Food is Medicine. Nature has provided us with most of what we need to keep our bodies healthy. We are fortunate to have an abundance of foods from which to choose, and we are healthiest when we choose from a wide variety of foods.

There is no nutritional ‘magic bullet.’ If I had a penny for every time someone asked me about the latest superfood…….. The truth is, our knowledge is only at the tip of the iceberg. Scientists are discovering compounds that keep us healthy nearly all the time. The best strategy is to eat what you like, try some new foods, and strive to have your plate look like a rainbow. But, above all, sit down, relax and ENJOY your food!

Diets don’t work. I know. This one hits the hardest. It’s a bitter pill to swallow. However, study after study has demonstrated that the greatest indicator of future weight gain is having previously being on a restrictive diet. Diet companies continue to reap record profits while their success statistics are dismal. They might be the first field to repeatedly convince their consumers that failure is the consumers’ fault and not the diets themselves! Amazing, isn’t it?

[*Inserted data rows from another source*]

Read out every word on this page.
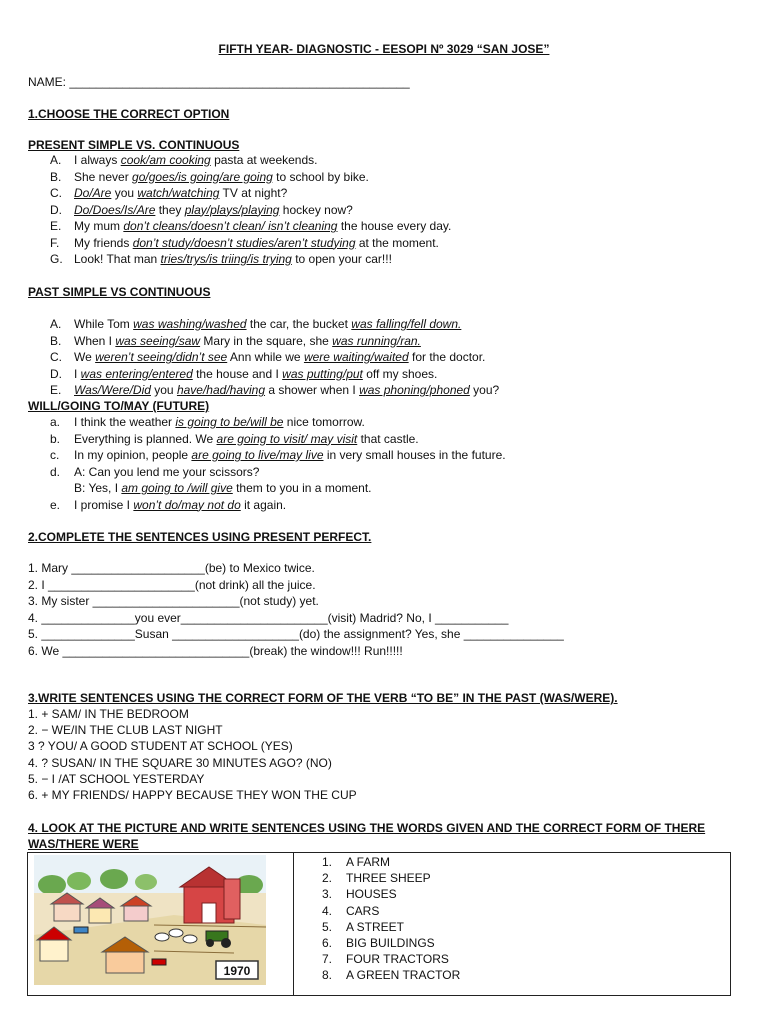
FIFTH YEAR- DIAGNOSTIC - EESOPI Nº 3029 “SAN JOSE”
NAME: ___________________________________________________
1.CHOOSE THE CORRECT OPTION
PRESENT SIMPLE VS. CONTINUOUS
A.	I always cook/am cooking pasta at weekends.
B.	She never go/goes/is going/are going to school by bike.
C.	Do/Are you watch/watching TV at night?
D.	Do/Does/Is/Are they play/plays/playing hockey now?
E.	My mum don’t cleans/doesn’t clean/ isn’t cleaning the house every day.
F.	My friends don’t study/doesn’t studies/aren’t studying at the moment.
G. Look! That man tries/trys/is triing/is trying to open your car!!!
PAST SIMPLE VS CONTINUOUS
A.	While Tom was washing/washed the car, the bucket was falling/fell down.
B.	When I was seeing/saw Mary in the square, she was running/ran.
C.	We weren’t seeing/didn’t see Ann while we were waiting/waited for the doctor.
D.	I was entering/entered the house and I was putting/put off my shoes.
E.	Was/Were/Did you have/had/having a shower when I was phoning/phoned you?
WILL/GOING TO/MAY (FUTURE)
a.	I think the weather is going to be/will be nice tomorrow.
b.	Everything is planned. We are going to visit/ may visit that castle.
c.	In my opinion, people are going to live/may live in very small houses in the future.
d.	A: Can you lend me your scissors?
B: Yes, I am going to /will give them to you in a moment.
e.	I promise I won’t do/may not do it again.
2.COMPLETE THE SENTENCES USING PRESENT PERFECT.
1. Mary ____________________(be) to Mexico twice.
2. I ______________________(not drink) all the juice.
3. My sister ______________________(not study) yet.
4. ______________you ever______________________(visit) Madrid? No, I ___________
5. ______________Susan ___________________(do) the assignment? Yes, she _______________
6. We ____________________________(break) the window!!! Run!!!!!
3.WRITE SENTENCES USING THE CORRECT FORM OF THE VERB “TO BE” IN THE PAST (WAS/WERE).
1. + SAM/ IN THE BEDROOM
2. − WE/IN THE CLUB LAST NIGHT
3 ? YOU/ A GOOD STUDENT AT SCHOOL (YES)
4. ? SUSAN/ IN THE SQUARE 30 MINUTES AGO? (NO)
5. − I /AT SCHOOL YESTERDAY
6. + MY FRIENDS/ HAPPY BECAUSE THEY WON THE CUP
4. LOOK AT THE PICTURE AND WRITE SENTENCES USING THE WORDS GIVEN AND THE CORRECT FORM OF THERE
WAS/THERE WERE
1970
1.	A FARM
2.	THREE SHEEP
3.	HOUSES
4.	CARS
5.	A STREET
6.	BIG BUILDINGS
7.	FOUR TRACTORS
8.	A GREEN TRACTOR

Diets cause cravings. In studies dating back to the 1950s on men, restricting food intake causes people to obsess about food and increase the amount of food that they eat!

Listening to your body does work. Yes, I know that sitting down to a meal and paying attention can initially take more time and effort than following a set meal plan, but in the long run, this practice can help your body find it’s natural weight and free yourself from preoccupation with food, without feeling deprived.

Negative self-talk doesn’t translate into positive change. Evidence shows that we don’t make improvements in our health by bashing our bodies or our habits. Quite the opposite happens as we tend to rebel against that inner voice. Think of how you would talk to a beloved child, or to a colleague that you wanted to encourage…..And start to use that same language with yourself!

You can make positive change in your life and your health. Whether you know a little or a lot about nutrition, my goal is to help you work with your personal knowledge and personality strengths to empower you to become your best you.